For the 4th step we would like the additions to U separate from the
original set.
So let's go for
* original set ("set"). Linkage via mnt_list
* undecided candidates ("candidates"). Subset of a list,
consisting of all its elements marked with a new flag (T_UMOUNT_CANDIDATE).
Initially all elements of the list will be marked that way; in the
end the list will become empty and no mounts will remain marked with
that flag.
* Reuse T_MARKED for "has been already seen by trim_ancestors()".
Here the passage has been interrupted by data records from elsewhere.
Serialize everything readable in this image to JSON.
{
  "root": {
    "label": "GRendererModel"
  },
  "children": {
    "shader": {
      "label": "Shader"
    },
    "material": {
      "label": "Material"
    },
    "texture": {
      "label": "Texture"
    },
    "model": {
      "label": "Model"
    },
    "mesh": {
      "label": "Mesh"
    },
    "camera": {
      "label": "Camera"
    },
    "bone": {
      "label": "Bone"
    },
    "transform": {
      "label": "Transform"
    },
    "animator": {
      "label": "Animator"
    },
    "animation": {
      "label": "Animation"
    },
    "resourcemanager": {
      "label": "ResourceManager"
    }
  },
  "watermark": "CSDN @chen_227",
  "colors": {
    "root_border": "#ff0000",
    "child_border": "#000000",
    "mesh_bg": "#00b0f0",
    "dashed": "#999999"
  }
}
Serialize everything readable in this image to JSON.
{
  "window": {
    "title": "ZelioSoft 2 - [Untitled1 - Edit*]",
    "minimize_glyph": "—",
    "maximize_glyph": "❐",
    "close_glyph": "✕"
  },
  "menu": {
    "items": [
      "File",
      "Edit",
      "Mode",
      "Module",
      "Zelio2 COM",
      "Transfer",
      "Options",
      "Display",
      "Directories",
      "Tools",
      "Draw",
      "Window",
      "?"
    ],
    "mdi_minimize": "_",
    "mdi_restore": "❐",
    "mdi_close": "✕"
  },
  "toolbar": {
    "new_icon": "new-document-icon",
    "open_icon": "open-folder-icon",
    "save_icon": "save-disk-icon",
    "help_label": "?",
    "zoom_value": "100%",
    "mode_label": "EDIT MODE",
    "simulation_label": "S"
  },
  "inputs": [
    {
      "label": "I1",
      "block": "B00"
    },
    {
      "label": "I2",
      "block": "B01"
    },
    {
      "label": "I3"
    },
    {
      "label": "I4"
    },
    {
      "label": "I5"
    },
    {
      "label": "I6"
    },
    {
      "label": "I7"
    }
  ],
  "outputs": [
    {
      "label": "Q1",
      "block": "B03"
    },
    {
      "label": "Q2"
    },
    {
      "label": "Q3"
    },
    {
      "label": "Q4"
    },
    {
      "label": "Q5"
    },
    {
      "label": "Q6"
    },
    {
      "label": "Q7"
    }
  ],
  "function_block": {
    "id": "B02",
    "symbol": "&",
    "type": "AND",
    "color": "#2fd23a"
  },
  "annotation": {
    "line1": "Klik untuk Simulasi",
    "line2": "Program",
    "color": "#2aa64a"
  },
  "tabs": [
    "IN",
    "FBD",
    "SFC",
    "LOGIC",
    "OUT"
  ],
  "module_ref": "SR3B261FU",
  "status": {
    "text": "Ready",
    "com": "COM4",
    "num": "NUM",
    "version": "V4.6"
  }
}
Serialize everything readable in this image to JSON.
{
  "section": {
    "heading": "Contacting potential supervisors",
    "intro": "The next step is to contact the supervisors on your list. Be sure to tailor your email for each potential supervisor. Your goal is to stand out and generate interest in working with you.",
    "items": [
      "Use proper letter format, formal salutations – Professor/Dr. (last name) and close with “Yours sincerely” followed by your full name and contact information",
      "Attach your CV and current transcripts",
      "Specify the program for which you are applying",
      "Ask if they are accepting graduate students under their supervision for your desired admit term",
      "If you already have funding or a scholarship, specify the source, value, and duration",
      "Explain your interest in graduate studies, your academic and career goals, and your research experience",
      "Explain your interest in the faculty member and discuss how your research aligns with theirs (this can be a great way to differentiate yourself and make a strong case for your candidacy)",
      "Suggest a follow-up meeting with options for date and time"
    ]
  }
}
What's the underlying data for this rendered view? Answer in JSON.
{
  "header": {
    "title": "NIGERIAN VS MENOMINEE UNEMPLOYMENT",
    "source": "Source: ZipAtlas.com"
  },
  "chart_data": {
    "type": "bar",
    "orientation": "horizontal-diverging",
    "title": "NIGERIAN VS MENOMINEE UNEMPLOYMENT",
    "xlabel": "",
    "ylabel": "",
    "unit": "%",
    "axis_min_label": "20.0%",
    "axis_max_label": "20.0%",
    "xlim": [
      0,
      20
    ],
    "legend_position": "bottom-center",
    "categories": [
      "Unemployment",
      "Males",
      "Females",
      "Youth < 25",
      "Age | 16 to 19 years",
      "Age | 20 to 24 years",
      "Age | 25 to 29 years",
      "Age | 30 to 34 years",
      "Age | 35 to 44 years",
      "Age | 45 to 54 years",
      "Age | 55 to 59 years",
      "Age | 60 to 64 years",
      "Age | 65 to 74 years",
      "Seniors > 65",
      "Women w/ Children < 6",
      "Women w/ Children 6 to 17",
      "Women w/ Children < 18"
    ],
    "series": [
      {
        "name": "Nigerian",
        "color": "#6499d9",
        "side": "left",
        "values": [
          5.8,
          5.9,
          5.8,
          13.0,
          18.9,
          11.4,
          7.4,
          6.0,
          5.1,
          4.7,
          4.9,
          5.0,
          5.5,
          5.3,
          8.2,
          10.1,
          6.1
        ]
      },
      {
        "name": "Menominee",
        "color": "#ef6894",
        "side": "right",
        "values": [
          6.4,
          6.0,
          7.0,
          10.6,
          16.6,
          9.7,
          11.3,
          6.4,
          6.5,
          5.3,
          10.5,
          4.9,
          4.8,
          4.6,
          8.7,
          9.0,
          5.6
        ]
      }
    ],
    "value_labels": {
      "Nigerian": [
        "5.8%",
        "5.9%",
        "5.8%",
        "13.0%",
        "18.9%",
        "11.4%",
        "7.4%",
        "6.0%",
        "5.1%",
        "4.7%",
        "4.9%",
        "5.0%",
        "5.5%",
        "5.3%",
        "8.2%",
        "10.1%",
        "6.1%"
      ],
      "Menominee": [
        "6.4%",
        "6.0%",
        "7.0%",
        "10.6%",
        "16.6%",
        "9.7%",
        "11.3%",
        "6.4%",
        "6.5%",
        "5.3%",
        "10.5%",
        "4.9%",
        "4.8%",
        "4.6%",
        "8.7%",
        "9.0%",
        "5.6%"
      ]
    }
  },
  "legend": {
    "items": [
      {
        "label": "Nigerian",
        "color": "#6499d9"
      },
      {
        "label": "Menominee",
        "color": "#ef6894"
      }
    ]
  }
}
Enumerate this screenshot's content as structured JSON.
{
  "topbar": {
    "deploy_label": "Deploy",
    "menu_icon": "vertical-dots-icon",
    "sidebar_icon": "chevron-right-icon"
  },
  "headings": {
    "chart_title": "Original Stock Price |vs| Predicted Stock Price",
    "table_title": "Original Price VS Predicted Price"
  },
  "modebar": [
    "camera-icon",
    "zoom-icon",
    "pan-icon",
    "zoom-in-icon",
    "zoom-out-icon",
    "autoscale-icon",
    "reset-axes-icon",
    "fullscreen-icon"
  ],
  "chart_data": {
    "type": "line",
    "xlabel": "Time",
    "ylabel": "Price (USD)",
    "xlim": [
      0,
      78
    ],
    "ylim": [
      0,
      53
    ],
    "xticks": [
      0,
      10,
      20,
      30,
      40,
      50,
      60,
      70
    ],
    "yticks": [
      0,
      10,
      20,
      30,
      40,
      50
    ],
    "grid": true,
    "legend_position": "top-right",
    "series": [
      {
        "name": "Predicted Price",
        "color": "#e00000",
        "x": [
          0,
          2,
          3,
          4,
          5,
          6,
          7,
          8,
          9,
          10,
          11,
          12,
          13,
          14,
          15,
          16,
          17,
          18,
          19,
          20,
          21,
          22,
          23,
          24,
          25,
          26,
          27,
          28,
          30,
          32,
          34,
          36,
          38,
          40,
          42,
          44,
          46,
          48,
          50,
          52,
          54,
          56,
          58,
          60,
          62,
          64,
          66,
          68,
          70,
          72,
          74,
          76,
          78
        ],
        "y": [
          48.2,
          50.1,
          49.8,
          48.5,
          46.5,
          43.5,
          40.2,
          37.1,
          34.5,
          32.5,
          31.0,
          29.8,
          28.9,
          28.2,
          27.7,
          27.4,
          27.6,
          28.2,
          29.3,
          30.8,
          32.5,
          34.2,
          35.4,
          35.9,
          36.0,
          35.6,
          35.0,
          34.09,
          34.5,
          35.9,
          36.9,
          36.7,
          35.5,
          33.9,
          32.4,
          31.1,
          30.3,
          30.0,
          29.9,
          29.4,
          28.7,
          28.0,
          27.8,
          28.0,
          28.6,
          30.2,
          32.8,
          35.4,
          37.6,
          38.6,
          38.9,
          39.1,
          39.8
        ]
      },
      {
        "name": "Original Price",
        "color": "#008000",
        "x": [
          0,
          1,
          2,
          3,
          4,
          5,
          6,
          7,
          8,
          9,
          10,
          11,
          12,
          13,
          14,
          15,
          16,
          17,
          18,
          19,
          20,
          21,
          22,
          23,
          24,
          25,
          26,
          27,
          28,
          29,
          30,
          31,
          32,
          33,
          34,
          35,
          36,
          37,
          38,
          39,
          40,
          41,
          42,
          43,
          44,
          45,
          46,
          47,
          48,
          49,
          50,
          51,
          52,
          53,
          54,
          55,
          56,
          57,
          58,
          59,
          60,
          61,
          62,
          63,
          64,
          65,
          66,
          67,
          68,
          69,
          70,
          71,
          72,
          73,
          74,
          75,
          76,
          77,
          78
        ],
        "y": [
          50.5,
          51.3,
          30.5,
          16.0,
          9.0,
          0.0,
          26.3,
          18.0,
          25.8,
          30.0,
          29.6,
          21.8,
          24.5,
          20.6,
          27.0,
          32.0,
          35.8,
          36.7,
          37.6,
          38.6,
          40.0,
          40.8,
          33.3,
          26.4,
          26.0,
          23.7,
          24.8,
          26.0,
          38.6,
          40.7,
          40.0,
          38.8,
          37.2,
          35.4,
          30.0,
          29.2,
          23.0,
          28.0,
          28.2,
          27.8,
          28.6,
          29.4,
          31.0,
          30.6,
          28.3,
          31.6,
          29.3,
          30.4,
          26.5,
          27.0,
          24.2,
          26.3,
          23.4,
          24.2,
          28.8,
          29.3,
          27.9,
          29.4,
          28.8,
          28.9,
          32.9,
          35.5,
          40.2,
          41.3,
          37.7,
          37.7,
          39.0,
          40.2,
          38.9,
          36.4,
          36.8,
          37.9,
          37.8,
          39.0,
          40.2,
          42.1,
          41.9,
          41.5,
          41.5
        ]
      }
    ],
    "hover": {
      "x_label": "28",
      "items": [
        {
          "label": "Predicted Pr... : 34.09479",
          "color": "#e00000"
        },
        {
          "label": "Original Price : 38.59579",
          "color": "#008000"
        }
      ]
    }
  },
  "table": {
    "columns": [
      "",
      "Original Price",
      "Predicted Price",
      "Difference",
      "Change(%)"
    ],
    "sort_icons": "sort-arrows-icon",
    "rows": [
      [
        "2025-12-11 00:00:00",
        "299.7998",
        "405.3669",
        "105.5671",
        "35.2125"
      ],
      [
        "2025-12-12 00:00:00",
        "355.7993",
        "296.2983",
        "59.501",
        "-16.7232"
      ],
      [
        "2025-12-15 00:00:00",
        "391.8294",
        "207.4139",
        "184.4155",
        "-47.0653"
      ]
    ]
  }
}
* anything in U that hadn't been in the original set - elements of
candidates will gradually be either discarded or moved there. In other
words, it's the candidates we have already decided to unmount. Its role
is reasonably close to the old "to_umount", so let's use that name.
Linkage via mnt_list.
For gather_candidates() we'll need to maintain both candidates (S -
set) and intersection of S with set. Use T_UMOUNT_CANDIDATE for
all elements we encounter, putting the ones not already in the original
set into the list of candidates. When we are done, strip that flag from
all elements of the original set. That gives a cheap way to check
if element belongs to S (in gather_candidates) and to candidates
itself (at later stages). Call that predicate is_candidate(); it would
be m->mnt_t_flags & T_UMOUNT_CANDIDATE.
All elements of the original set are marked with MNT_UMOUNT and we'll
need the same for elements added when joining the contents of to_umount
to set in the end. Let's set MNT_UMOUNT at the time we add an element
to to_umount; that's close to what the old 'umount_one' is doing, so
let's keep that name. It also gives us another predicate we need -
"belongs to union of set and to_umount"; will_be_unmounted() for now.
Removals from the candidates list should strip both T_MARKED and
T_UMOUNT_CANDIDATE; call it remove_from_candidates_list().